十月中旬。
  下午的天空有些阴沉,秋雨下了会儿就停了,仿佛是在为即将到来的婚礼仪式做准备。
  坐落在鸽子广场后的教堂正等待一双新人入场。
  保加利亚玫瑰缠绕着浅色丝带装饰在罗马柱之上,花瓣上喷洒了纯水保证新鲜度,但因为天气的缘故,还是有点发蔫。
  牧师站在台前,手里敞开着本圣经,庄严面向携手缓步走来的新人。
  众人的目光都集中在他们身上。
  年轻的女孩一袭曳地婚纱,蕾丝头纱遮面,一手捧铃兰,一手挽在身侧男生的臂弯里。
  虽然两人一个是东方柔和的面孔,一个是西方深邃的长相,但此刻的氛围感中,他们俨然就是最合适的璧人。
  就在快要走到牧师面前时,她不小心踩到了婚纱的裙摆,下一秒就被男孩收紧臂弯扶了一把。
  她稍稍舒口气,侧头朝他感谢一笑。
  这一幕被记录进摄像机中。
  接下来便是宣誓的环节。
  在牧师向男生问道“无论贫穷还是富有”的时候,新娘忍不住打断了牧师的话。
  “这里还需要说台词?”
  “停。
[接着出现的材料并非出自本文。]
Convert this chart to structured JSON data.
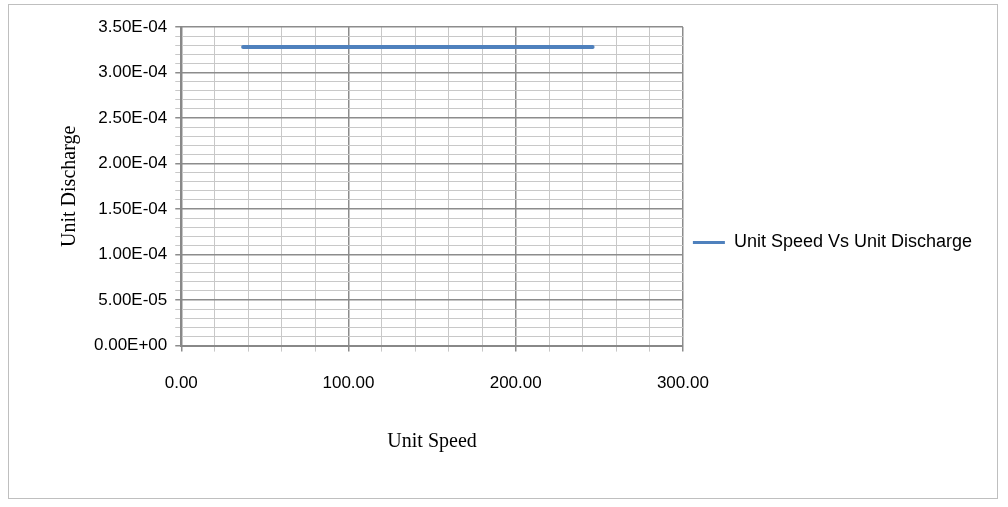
{
  "chart_data": {
    "type": "line",
    "xlabel": "Unit Speed",
    "ylabel": "Unit Discharge",
    "x": [
      37,
      246
    ],
    "series": [
      {
        "name": "Unit Speed Vs Unit Discharge",
        "color": "#4f81bd",
        "values": [
          0.000328,
          0.000328
        ]
      }
    ],
    "xlim": [
      0,
      300
    ],
    "xticks": [
      {
        "value": 0,
        "label": "0.00"
      },
      {
        "value": 20,
        "label": null
      },
      {
        "value": 40,
        "label": null
      },
      {
        "value": 60,
        "label": null
      },
      {
        "value": 80,
        "label": null
      },
      {
        "value": 100,
        "label": "100.00"
      },
      {
        "value": 120,
        "label": null
      },
      {
        "value": 140,
        "label": null
      },
      {
        "value": 160,
        "label": null
      },
      {
        "value": 180,
        "label": null
      },
      {
        "value": 200,
        "label": "200.00"
      },
      {
        "value": 220,
        "label": null
      },
      {
        "value": 240,
        "label": null
      },
      {
        "value": 260,
        "label": null
      },
      {
        "value": 280,
        "label": null
      },
      {
        "value": 300,
        "label": "300.00"
      }
    ],
    "ylim": [
      0,
      0.00035
    ],
    "yticks": [
      {
        "value": 0,
        "label": "0.00E+00"
      },
      {
        "value": 1e-05,
        "label": null
      },
      {
        "value": 2e-05,
        "label": null
      },
      {
        "value": 3e-05,
        "label": null
      },
      {
        "value": 4e-05,
        "label": null
      },
      {
        "value": 5e-05,
        "label": "5.00E-05"
      },
      {
        "value": 6e-05,
        "label": null
      },
      {
        "value": 7e-05,
        "label": null
      },
      {
        "value": 8e-05,
        "label": null
      },
      {
        "value": 9e-05,
        "label": null
      },
      {
        "value": 0.0001,
        "label": "1.00E-04"
      },
      {
        "value": 0.00011,
        "label": null
      },
      {
        "value": 0.00012,
        "label": null
      },
      {
        "value": 0.00013,
        "label": null
      },
      {
        "value": 0.00014,
        "label": null
      },
      {
        "value": 0.00015,
        "label": "1.50E-04"
      },
      {
        "value": 0.00016,
        "label": null
      },
      {
        "value": 0.00017,
        "label": null
      },
      {
        "value": 0.00018,
        "label": null
      },
      {
        "value": 0.00019,
        "label": null
      },
      {
        "value": 0.0002,
        "label": "2.00E-04"
      },
      {
        "value": 0.00021,
        "label": null
      },
      {
        "value": 0.00022,
        "label": null
      },
      {
        "value": 0.00023,
        "label": null
      },
      {
        "value": 0.00024,
        "label": null
      },
      {
        "value": 0.00025,
        "label": "2.50E-04"
      },
      {
        "value": 0.00026,
        "label": null
      },
      {
        "value": 0.00027,
        "label": null
      },
      {
        "value": 0.00028,
        "label": null
      },
      {
        "value": 0.00029,
        "label": null
      },
      {
        "value": 0.0003,
        "label": "3.00E-04"
      },
      {
        "value": 0.00031,
        "label": null
      },
      {
        "value": 0.00032,
        "label": null
      },
      {
        "value": 0.00033,
        "label": null
      },
      {
        "value": 0.00034,
        "label": null
      },
      {
        "value": 0.00035,
        "label": "3.50E-04"
      }
    ],
    "grid": true,
    "legend": "right",
    "marker": "none",
    "line_style": "solid"
  }
}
”
  导演喊了卡,打板后视频中断拍摄。
  台下一个棕发女生走上前来给司恋递了件外套:“Lily,你没看剧本吗?”
  司恋提了把厚重的裙摆,不小心露出了里面穿的宽松工装裤,她只好再把裙摆往下拽。
  “看过。”司恋说着又从裙子里的夹层掏出剧本,“但是上面没有台词。”
  “啊糟糕,最终版忘记发你邮箱了。”
  棕发女生拍了自己一记脑门,“我们昨晚连夜商量了一下,还是决定现场收音,毕竟做后期还得花时间。”
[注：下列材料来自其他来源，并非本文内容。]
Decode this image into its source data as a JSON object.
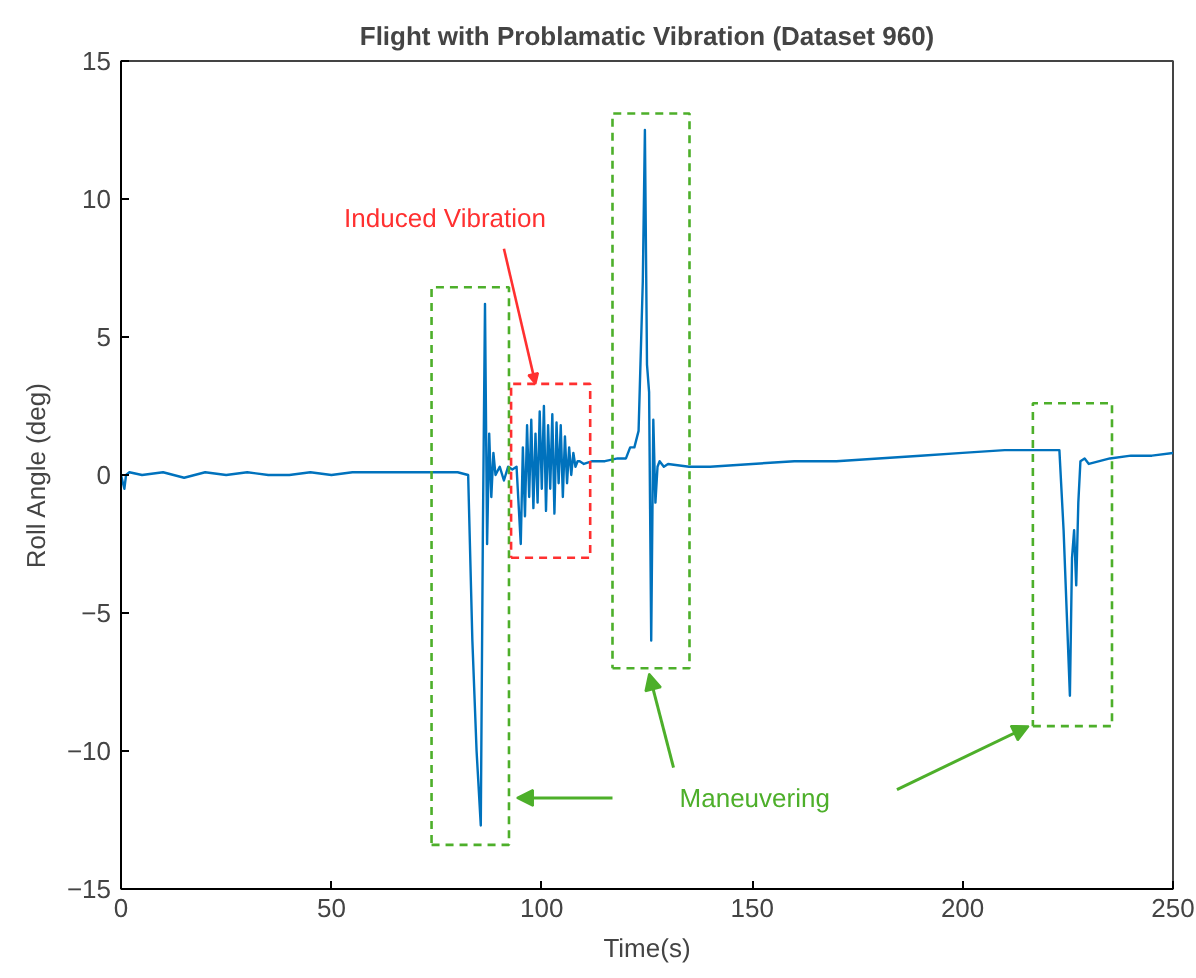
{
  "chart_data": {
    "type": "line",
    "title": "Flight with Problamatic Vibration (Dataset 960)",
    "xlabel": "Time(s)",
    "ylabel": "Roll Angle (deg)",
    "xlim": [
      0,
      250
    ],
    "ylim": [
      -15,
      15
    ],
    "xticks": [
      0,
      50,
      100,
      150,
      200,
      250
    ],
    "yticks": [
      -15,
      -10,
      -5,
      0,
      5,
      10,
      15
    ],
    "grid": false,
    "series": [
      {
        "color": "#0072bd",
        "x": [
          0,
          0.8,
          1.2,
          2,
          5,
          10,
          15,
          20,
          25,
          30,
          35,
          40,
          45,
          50,
          55,
          60,
          65,
          70,
          75,
          80,
          82.5,
          83.5,
          84.5,
          85.5,
          86,
          86.5,
          87,
          87.5,
          88,
          88.5,
          89,
          90,
          91,
          92,
          93,
          94,
          95,
          95.5,
          96,
          96.5,
          97,
          97.5,
          98,
          98.5,
          99,
          99.5,
          100,
          100.5,
          101,
          101.5,
          102,
          102.5,
          103,
          103.5,
          104,
          104.5,
          105,
          105.5,
          106,
          106.5,
          107,
          107.5,
          108,
          108.5,
          109,
          110,
          112,
          115,
          118,
          120,
          121,
          122,
          123,
          124,
          124.5,
          125,
          125.5,
          126,
          126.5,
          127,
          127.5,
          128,
          129,
          130,
          135,
          140,
          150,
          160,
          170,
          180,
          190,
          200,
          210,
          215,
          220,
          222,
          223,
          224,
          225,
          225.5,
          226,
          226.5,
          227,
          227.5,
          228,
          229,
          230,
          235,
          240,
          245,
          250
        ],
        "values": [
          0,
          -0.5,
          0,
          0.1,
          0,
          0.1,
          -0.1,
          0.1,
          0,
          0.1,
          0,
          0,
          0.1,
          0,
          0.1,
          0.1,
          0.1,
          0.1,
          0.1,
          0.1,
          0,
          -6,
          -10,
          -12.7,
          -2,
          6.2,
          -2.5,
          1.5,
          -0.8,
          0.8,
          0,
          0.3,
          -0.2,
          0.3,
          0.2,
          0.3,
          -2.5,
          1,
          -1.5,
          1.8,
          -0.8,
          2,
          -1.2,
          1.5,
          -1,
          2.3,
          -0.5,
          2.5,
          -1.3,
          1.8,
          -0.5,
          2.2,
          -1.4,
          1.9,
          -0.3,
          1.8,
          -0.8,
          1.4,
          -0.3,
          1,
          0,
          0.8,
          0.3,
          0.5,
          0.5,
          0.4,
          0.5,
          0.5,
          0.6,
          0.6,
          1,
          1,
          1.6,
          7,
          12.5,
          4,
          3,
          -6,
          2,
          -1,
          0.3,
          0.5,
          0.3,
          0.4,
          0.3,
          0.3,
          0.4,
          0.5,
          0.5,
          0.6,
          0.7,
          0.8,
          0.9,
          0.9,
          0.9,
          0.9,
          0.9,
          -2,
          -6,
          -8,
          -3,
          -2,
          -4,
          -1,
          0.5,
          0.6,
          0.4,
          0.6,
          0.7,
          0.7,
          0.8
        ]
      }
    ],
    "annotations": [
      "Induced Vibration",
      "Maneuvering"
    ]
  }
}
  “只是课程作业啦,”她朝司恋眨了眨眼,“拜托帮个忙,说句‘我愿意’就行。”
  司恋回头看了眼摄像机后面的几个人。
  每个人的眼神里都赤忱地填满了“拜托”。
  好吧。
  司恋点点头。
  反正她只是在为自己的论文抓耳挠腮时恰巧被抓来当苦力罢了,都是朋友,有什么忙是不能帮的呢。
  但等第二次开拍,她还是在同样的位置卡了壳。
  那三个简单的单词她就是没法说出口。
  “Lily,”中场休息的时候,一直站她边上的Dustin摊了摊手,有点无奈,“这只是一场戏,我们又不是真的结婚宣誓。快点结束吧,我都一天没吃饭了。”
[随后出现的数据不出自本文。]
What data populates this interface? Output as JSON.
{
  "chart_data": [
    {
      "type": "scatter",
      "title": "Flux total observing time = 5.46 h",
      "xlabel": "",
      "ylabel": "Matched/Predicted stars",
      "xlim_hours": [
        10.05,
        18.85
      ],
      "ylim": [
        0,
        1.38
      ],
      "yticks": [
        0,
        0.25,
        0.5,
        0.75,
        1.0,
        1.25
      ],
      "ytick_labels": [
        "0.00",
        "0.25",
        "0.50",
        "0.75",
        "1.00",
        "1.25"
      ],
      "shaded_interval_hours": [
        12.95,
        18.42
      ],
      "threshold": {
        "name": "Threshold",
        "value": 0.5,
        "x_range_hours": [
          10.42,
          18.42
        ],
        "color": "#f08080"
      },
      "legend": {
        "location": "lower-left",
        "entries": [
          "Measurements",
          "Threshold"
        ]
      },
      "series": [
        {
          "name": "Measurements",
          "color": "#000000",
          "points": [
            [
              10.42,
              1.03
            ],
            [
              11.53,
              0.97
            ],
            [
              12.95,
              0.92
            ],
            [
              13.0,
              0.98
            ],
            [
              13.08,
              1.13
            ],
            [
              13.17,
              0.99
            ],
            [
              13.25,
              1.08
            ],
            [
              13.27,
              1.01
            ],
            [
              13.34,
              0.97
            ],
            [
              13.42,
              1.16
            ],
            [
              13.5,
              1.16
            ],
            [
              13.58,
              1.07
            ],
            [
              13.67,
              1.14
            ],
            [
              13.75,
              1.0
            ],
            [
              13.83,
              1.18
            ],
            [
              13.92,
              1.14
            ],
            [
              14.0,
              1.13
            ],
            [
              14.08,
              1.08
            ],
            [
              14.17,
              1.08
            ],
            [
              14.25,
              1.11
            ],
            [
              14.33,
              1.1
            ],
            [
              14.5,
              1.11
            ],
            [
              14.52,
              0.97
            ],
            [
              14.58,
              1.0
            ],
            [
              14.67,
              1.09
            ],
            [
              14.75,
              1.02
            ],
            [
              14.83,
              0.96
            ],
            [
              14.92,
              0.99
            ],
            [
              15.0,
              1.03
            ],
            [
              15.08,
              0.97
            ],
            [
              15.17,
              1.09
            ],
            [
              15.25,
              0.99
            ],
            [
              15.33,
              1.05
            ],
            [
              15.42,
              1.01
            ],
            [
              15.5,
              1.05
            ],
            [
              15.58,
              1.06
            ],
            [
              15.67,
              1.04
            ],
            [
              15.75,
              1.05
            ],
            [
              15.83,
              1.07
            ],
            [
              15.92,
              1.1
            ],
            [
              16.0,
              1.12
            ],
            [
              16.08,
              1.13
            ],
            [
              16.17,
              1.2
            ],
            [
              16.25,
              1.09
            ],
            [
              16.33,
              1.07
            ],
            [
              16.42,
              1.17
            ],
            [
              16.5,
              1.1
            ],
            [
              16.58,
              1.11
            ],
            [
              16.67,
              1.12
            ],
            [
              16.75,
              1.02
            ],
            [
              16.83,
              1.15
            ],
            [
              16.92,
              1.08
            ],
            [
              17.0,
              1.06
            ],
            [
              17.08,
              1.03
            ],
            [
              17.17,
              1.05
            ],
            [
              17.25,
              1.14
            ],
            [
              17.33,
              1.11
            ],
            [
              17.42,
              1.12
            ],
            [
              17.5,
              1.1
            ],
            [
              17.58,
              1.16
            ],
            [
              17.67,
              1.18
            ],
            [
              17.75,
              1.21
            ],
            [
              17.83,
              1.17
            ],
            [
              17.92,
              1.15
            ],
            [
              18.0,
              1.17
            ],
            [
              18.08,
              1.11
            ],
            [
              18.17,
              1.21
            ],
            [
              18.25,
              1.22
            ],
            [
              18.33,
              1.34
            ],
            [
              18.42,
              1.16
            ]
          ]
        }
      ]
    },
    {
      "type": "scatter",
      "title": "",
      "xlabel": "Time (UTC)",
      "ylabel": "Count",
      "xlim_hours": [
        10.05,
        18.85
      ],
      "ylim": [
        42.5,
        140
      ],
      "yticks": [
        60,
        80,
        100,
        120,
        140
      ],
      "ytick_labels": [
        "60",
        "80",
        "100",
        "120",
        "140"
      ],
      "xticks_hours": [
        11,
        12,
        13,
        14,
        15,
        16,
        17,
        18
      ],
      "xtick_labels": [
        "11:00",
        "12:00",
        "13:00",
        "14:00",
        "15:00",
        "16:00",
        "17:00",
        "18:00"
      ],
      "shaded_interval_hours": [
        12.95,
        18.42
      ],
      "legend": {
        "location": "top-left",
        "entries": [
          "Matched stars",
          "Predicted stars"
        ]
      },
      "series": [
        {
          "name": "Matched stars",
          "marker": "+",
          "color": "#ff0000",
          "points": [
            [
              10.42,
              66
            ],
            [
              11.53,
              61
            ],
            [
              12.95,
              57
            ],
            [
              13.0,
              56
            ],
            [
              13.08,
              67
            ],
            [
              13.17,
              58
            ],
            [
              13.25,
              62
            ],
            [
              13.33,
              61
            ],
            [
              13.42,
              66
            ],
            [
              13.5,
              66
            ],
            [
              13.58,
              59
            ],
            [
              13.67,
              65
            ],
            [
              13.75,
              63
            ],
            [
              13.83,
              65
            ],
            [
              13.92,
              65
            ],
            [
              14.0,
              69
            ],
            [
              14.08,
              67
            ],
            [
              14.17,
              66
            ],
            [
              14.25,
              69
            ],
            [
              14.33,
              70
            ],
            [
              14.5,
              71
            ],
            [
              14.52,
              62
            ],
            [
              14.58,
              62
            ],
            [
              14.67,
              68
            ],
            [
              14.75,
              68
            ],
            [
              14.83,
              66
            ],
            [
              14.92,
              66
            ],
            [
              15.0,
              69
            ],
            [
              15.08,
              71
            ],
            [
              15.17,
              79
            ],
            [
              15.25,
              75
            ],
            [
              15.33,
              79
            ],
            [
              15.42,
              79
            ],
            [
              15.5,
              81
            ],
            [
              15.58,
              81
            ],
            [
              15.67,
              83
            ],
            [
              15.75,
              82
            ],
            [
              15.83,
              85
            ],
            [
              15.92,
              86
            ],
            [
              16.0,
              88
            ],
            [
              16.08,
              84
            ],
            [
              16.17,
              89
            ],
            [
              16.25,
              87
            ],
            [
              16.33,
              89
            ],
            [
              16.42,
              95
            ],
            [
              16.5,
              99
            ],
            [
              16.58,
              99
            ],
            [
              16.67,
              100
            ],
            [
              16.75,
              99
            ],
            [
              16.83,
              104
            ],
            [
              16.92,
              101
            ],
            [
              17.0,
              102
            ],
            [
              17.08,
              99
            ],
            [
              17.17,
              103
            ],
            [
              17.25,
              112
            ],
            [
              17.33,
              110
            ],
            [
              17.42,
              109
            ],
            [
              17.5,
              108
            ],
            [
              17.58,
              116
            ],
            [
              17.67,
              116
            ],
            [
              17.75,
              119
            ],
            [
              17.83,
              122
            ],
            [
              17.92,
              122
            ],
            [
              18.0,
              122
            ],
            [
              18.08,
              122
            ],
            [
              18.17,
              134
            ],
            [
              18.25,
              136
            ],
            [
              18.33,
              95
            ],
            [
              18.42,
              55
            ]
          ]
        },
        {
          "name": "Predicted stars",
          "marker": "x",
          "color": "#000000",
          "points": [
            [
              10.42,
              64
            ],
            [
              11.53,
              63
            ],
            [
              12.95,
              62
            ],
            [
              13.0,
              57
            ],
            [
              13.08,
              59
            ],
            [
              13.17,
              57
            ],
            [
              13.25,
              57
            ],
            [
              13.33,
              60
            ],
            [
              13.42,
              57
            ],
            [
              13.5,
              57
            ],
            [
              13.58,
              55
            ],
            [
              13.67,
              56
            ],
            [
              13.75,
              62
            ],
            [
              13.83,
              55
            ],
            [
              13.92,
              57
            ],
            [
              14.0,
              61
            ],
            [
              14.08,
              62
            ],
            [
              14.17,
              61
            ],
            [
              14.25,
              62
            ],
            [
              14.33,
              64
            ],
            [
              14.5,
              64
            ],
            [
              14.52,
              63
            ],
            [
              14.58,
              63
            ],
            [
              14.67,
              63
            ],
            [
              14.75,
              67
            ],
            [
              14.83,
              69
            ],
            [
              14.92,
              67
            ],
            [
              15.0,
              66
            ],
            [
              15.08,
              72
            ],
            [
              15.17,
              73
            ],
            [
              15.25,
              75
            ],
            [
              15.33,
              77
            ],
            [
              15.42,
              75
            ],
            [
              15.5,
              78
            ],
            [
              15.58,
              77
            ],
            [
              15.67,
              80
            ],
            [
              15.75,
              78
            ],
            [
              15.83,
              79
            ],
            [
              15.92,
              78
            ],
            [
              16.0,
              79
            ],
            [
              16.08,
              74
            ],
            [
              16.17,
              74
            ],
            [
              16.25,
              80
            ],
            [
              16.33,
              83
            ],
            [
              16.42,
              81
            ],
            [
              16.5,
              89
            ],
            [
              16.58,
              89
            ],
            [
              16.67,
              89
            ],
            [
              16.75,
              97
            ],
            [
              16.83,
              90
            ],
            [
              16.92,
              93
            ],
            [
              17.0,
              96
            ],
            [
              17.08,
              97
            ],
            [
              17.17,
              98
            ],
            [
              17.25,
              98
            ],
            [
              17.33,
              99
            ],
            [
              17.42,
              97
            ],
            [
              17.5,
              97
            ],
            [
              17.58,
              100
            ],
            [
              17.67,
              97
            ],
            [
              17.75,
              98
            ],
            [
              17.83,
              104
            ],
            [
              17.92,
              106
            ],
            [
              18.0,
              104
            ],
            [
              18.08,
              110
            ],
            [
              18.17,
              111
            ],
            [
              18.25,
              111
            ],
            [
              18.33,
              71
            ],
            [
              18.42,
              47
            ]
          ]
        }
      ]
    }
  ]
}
  他刻意搞怪逗她笑,但司恋笑不出来,闷着头也不知道在想什么,所幸导演多给她了几分钟调整状态,准备就绪后他们才朝导演示意。
  等拍摄结束,天已经黑了。
  司恋没参加聚会活动,打完招呼后拿上自己的包走出教堂。
  有人从身后叫住了她。
  是Dustin。
  “你还好吗?”他跑过来和她一同走到教堂外的花坛边,“你现在看起来不太适合开车,要不我送你回家?”
  他等待她的回复,没有逾矩的行为,只是正常朋友间的关切。
  “好啊。”司恋把车钥匙交给他,自己坐去副驾。
  “回你外祖父那?”
  今天周五,一般周末她都会回去和外祖父住。
  司恋摇头:“我外公最近去加州了,我住在自己公寓。”
  她往后调整座椅,躺下闭上眼:“等到了叫我,我想睡一会。”
  熬夜肝论文,她都快心率不齐了。
  趁着这点空档想眯一会,但越是希望自己能睡着,脑细胞就越活跃,从上窜到下,连带着砰砰作响的心跳声一块儿清晰地传进耳朵里。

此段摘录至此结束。